After the rapid slowdown of the economy, according to common sense, many people naturally guess when will Russia's economy hit rock bottom? After all, this is the key to whether the Ukraine war will stop. But the reality is far more complex. Russia's war economy is somewhat like the US during 1941-1945, with military spending driving the overall economy. This is why Russia's economy could grow sharply in 2023 and 2024.
However, unlike the US back then, Russia implemented a contractionary monetary policy while advancing its war economy. A war economy is essentially inflationary, concentrating resources and labor force in the defense sector, pushing up wages and prices. However, the Russian Central Bank raised interest rates significantly in 2023 and 2024, raising the benchmark rate from 8.5% to 21%, with real interest rates close to 12%, among the highest in the world. High interest rates suppress private investment, putting the private economy into a slump. After years of accumulation, problems have surfaced. According to data from the Russian Ministry of Finance, as of the end of July this year, the fiscal deficit has reached 4.9 trillion rubles (about 56 billion euros), exceeding the annual target by 30%. At the same time, total budget expenditures increased by 20.8%, but revenues are decreasing.
Over-reliance on the war economy has made it very difficult for Russia to access the international capital market, and it can only rely on loans from state banks and use the "National Wealth Fund". The balance of this fund has dropped from nearly 10 trillion rubles at the beginning of 2022 to 2.88 trillion rubles (30.8 billion euros) currently.

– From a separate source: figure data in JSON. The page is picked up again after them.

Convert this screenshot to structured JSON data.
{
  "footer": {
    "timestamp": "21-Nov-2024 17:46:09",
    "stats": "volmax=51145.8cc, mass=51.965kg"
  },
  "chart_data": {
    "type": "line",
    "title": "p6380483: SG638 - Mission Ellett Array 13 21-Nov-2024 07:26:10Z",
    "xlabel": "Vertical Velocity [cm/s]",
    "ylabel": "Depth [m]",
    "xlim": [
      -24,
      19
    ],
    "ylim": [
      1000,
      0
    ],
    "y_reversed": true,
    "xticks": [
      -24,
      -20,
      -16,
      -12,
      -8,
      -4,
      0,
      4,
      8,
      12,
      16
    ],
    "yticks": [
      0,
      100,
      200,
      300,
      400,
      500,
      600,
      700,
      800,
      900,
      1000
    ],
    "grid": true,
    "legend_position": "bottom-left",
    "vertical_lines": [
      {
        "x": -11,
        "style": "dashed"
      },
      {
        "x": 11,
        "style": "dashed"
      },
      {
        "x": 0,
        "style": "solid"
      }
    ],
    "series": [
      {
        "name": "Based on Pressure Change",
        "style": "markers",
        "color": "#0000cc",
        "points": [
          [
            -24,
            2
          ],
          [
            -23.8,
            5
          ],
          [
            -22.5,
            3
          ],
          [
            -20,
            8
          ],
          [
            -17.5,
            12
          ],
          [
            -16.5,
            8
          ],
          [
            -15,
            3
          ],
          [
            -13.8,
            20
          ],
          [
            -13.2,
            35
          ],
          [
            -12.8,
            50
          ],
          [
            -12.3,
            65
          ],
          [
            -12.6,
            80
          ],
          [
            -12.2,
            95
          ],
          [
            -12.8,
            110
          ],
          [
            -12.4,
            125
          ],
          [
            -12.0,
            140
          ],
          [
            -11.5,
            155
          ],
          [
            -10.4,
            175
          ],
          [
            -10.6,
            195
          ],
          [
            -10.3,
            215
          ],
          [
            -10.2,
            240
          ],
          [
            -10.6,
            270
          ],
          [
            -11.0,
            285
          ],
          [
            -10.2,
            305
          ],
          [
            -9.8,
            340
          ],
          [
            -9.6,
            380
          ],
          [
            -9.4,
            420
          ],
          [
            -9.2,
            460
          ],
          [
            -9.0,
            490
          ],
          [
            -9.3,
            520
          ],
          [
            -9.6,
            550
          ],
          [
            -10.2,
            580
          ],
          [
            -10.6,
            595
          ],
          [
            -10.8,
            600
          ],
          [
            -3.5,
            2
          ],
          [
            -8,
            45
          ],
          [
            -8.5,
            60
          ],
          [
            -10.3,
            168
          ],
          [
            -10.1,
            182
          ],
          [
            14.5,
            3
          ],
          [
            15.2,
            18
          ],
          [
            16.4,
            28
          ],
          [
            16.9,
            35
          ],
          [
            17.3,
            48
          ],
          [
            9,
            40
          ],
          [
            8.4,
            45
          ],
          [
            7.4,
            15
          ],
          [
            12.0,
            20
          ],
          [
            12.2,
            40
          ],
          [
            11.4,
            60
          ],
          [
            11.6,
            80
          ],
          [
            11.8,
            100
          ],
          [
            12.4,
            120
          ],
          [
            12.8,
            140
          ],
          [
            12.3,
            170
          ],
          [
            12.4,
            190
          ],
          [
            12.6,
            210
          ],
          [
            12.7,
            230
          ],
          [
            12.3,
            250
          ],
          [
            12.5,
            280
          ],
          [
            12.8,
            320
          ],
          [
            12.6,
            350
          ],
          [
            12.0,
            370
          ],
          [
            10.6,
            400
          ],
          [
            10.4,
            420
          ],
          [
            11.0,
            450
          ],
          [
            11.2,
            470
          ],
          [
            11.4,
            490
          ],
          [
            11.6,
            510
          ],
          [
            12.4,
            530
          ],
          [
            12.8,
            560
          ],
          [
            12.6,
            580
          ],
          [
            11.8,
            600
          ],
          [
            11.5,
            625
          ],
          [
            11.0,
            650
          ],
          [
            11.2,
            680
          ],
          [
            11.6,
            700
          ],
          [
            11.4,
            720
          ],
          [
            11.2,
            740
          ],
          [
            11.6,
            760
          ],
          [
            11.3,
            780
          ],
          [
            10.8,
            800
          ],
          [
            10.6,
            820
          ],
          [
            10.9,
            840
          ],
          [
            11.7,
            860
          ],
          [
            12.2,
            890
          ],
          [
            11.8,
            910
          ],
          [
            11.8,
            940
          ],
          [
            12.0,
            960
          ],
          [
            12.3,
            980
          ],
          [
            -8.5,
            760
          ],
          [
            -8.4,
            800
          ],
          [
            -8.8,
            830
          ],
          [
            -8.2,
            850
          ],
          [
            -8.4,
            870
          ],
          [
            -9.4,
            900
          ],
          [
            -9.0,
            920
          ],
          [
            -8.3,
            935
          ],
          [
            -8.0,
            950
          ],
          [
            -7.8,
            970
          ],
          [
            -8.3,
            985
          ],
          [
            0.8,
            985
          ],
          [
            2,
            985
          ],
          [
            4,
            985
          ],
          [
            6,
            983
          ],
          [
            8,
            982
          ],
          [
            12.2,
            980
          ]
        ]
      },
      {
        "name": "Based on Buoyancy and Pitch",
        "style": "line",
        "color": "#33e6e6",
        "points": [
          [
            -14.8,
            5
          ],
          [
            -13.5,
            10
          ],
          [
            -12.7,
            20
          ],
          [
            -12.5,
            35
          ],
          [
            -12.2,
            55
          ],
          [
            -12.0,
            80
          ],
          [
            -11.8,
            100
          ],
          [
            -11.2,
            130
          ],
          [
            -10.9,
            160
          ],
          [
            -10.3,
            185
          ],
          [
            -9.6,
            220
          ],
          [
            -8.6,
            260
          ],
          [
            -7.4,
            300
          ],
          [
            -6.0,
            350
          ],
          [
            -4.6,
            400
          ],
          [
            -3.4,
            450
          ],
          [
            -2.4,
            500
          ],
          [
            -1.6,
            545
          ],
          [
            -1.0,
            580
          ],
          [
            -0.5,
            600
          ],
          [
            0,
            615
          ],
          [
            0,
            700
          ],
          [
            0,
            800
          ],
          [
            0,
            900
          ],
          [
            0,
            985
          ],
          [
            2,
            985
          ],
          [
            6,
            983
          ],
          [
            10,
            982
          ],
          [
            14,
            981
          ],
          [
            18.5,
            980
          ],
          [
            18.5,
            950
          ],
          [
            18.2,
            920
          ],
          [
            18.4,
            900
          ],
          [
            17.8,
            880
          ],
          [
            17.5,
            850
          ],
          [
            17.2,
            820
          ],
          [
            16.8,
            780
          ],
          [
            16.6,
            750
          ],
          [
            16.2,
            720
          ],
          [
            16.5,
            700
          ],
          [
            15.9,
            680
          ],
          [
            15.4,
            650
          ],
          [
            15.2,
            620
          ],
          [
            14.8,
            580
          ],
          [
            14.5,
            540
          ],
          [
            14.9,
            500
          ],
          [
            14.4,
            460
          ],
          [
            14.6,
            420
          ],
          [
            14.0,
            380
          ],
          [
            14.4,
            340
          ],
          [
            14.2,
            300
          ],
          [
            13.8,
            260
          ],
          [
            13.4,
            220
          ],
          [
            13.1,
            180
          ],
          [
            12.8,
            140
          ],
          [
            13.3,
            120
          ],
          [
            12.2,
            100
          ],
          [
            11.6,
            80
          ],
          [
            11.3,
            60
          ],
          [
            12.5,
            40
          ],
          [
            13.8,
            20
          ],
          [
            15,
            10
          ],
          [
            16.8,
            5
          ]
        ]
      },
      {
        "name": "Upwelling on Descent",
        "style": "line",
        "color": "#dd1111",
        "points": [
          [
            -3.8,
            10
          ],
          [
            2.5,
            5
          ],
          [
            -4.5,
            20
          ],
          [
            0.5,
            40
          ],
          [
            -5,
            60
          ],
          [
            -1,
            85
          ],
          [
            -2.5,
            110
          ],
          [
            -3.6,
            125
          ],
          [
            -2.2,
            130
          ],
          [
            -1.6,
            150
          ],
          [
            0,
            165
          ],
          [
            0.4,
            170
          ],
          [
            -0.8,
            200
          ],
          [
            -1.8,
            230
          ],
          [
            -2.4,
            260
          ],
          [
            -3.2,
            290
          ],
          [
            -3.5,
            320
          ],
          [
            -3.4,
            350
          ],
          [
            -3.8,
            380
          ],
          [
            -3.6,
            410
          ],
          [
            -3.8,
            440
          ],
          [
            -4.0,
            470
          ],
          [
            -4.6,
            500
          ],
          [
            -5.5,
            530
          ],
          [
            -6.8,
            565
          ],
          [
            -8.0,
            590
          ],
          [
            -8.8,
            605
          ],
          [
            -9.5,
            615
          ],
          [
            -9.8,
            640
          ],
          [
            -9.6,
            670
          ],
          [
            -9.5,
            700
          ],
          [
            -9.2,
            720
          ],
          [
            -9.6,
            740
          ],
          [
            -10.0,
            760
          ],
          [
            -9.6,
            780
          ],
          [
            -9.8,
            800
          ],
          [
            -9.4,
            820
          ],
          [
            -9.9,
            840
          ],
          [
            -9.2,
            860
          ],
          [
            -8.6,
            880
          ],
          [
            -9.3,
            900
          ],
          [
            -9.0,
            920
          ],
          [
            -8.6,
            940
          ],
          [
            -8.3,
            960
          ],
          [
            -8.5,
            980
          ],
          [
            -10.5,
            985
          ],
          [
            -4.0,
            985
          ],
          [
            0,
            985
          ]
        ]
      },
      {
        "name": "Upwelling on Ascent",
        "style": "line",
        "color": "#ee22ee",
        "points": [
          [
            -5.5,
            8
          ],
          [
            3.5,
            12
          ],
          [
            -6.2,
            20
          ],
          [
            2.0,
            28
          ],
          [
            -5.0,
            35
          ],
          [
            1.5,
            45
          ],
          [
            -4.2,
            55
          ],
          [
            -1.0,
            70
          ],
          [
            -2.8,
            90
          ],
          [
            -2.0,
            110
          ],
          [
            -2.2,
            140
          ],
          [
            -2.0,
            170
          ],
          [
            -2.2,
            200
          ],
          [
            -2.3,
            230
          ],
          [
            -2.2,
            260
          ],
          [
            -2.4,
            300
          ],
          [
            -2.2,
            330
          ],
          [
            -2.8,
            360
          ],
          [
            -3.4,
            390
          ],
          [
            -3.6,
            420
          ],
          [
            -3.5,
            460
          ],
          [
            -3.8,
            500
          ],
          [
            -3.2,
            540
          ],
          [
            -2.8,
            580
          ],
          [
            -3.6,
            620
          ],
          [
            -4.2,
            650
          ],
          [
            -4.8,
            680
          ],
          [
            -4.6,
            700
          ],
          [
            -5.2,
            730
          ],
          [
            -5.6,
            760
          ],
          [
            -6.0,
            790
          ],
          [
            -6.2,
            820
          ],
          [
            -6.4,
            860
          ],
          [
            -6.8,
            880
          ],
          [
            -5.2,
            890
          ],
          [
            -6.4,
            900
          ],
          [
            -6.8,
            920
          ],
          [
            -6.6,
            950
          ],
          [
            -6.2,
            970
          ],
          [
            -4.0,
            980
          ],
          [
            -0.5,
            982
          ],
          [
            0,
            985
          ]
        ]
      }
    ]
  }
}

According to warnings from Russian economists, it may be exhausted as early as next year. Normally, when funds run out, it might force Russia to seek peace, to reduce military spending and revitalize the civilian economy. But the reality is likely to develop in the exact opposite direction. When the military industry becomes the only pillar of the economy for a long time, everything becomes both dangerous and irreversible, possibly dragging the entire country into a deep military abyss in the long term. Peace, therefore, becomes even more distant. This may partly explain why Putin has been reluctant to immediately cease hostilities, instead keeping the Ukraine war in a stalemate, seemingly intending to keep it going indefinitely.
Therefore, the real problem with the Russian economy is not when it will hit rock bottom, but rather, after being burdened by accumulated issues, it may completely fall into the abyss of economic militarization. This poses a huge challenge for Ukraine and Europe.